We are living in an age where the wonders of science fiction are fast becoming daily realities we take for granted. It wasn’t long ago that the idea of a pocket supercomputer with access to all human knowledge was an impossible dream. Now we call them smartphones and don’t think of them as being any more amazing than a microwave. And, like how the internet and smartphones changed our world, so will the emerging technology of self-driving automobiles.
The Infancy of Self Driving Cars
Right now, self-driving cars are in their infancy–making them far from perfect. In fact, they are not even close to what the final version for mass consumption will be.
It was only twenty years ago that most of us were on the internet using 56k modems with computers that measured RAM in megabytes. The self-driving cars being tested on the market are at an even earlier stage of relative development than the 56K.
Putting an End to the Doubt
Recent headlines highlighting fatalities connected with driverless cars have caused some people to doubt the reality of a driverless future. They will be proven wrong.
No technology starts out perfect or ever becomes perfect, and no technology will ever be above user error. Look at how texting while driving has killed so many.
User error and fundamental human fallibility has been, and will always be, the greatest danger to us. Driverless cars take away a large part of that potential for human error, and as the technology is better refined, the safer it will get.

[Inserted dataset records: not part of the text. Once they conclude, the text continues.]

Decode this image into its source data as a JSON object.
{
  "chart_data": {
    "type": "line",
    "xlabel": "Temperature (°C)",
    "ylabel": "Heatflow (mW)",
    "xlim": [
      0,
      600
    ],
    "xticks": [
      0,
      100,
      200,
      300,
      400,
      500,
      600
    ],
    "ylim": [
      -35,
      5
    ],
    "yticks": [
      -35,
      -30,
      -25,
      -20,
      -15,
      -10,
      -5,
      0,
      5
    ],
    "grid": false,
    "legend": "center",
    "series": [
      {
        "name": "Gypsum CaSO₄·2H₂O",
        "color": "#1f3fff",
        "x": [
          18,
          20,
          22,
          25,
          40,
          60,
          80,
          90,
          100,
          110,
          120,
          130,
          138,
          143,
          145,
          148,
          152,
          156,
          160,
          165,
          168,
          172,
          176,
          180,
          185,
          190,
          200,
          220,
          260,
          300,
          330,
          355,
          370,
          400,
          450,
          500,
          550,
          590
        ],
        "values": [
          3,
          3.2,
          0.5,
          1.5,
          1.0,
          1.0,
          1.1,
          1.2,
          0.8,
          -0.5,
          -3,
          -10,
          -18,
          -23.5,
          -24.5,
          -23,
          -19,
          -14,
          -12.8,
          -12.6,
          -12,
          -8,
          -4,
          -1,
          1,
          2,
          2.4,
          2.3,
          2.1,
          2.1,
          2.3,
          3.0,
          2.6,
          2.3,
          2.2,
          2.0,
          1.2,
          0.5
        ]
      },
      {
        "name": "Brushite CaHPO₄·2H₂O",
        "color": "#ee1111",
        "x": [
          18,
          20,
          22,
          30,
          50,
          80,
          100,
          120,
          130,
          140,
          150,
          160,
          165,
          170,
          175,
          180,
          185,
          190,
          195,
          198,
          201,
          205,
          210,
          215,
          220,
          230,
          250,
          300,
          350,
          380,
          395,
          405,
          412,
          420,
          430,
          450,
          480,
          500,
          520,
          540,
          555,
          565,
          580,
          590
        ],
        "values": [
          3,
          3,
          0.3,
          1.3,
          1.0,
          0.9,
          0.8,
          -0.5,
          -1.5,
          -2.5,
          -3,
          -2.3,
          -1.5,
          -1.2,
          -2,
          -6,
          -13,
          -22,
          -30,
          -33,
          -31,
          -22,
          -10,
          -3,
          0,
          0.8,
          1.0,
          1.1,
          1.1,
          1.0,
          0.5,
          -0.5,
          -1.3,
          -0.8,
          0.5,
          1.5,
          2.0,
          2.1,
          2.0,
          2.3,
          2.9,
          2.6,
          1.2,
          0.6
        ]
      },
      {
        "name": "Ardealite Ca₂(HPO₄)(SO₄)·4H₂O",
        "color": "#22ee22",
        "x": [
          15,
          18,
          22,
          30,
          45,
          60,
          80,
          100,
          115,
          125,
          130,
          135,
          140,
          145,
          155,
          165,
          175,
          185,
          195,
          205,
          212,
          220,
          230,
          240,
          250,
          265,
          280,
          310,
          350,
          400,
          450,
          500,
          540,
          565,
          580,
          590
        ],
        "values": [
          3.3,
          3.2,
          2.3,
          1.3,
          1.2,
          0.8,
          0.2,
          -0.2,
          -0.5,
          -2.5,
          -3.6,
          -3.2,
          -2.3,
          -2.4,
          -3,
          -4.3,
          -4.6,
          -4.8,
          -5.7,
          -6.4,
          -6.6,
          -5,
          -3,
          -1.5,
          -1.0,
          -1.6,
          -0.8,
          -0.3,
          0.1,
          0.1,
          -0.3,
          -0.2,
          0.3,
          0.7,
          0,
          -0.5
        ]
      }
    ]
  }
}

If you look into the accident with Uber’s self-driving car that resulted in the death of a woman crossing the road, you will find that it wasn’t the car’s fault. The lady tragically walked into oncoming traffic and lost her life. Having a human driver wouldn’t have changed that.
Two Main Factors Determining Our Driverless Future
People have been fascinated by the idea of self-driving cars since the idea first appeared. Even those of us who like to drive have those days when we wish we didn’t have to get behind the wheel.
Imagine a future where rush hour is smooth, and accident-free thanks to AI controlled cars all driving at the appropriate speed, staying in the correct lane, and effortlessly navigating through traffic. Driverless technology will take the dread out of our commutes.
The first thing people imagine in this area is self-driving trucks–and for a good reason. AI-driven trucks never need a break and will be cheaper to operate, which means more goods will be transported cheaper and faster.
Trucks aren’t the only commercial vehicles that are driven. There is also an industrial side. Factories could use driverless technologies with equipment like a trolley conveyor or an i-beam trolley to run not only a more efficient operation but also a safer one.
It is a safe bet that driverless technology won’t stay exclusive to automobiles and trucks. Major retailers, restaurants, and even local mom & pop stores could use AI-powered drones to make deliveries or pickups.
Driverless trains could also autonomously haul cargo, and self-piloting ships could traverse the oceans. Ports might even one day be staffed by a few workers overseeing autonomous tugs moving barges in a ballet of commercial shipping containers.
Once the true innovators of industry get their hands on this technology, there is no telling how far it will go.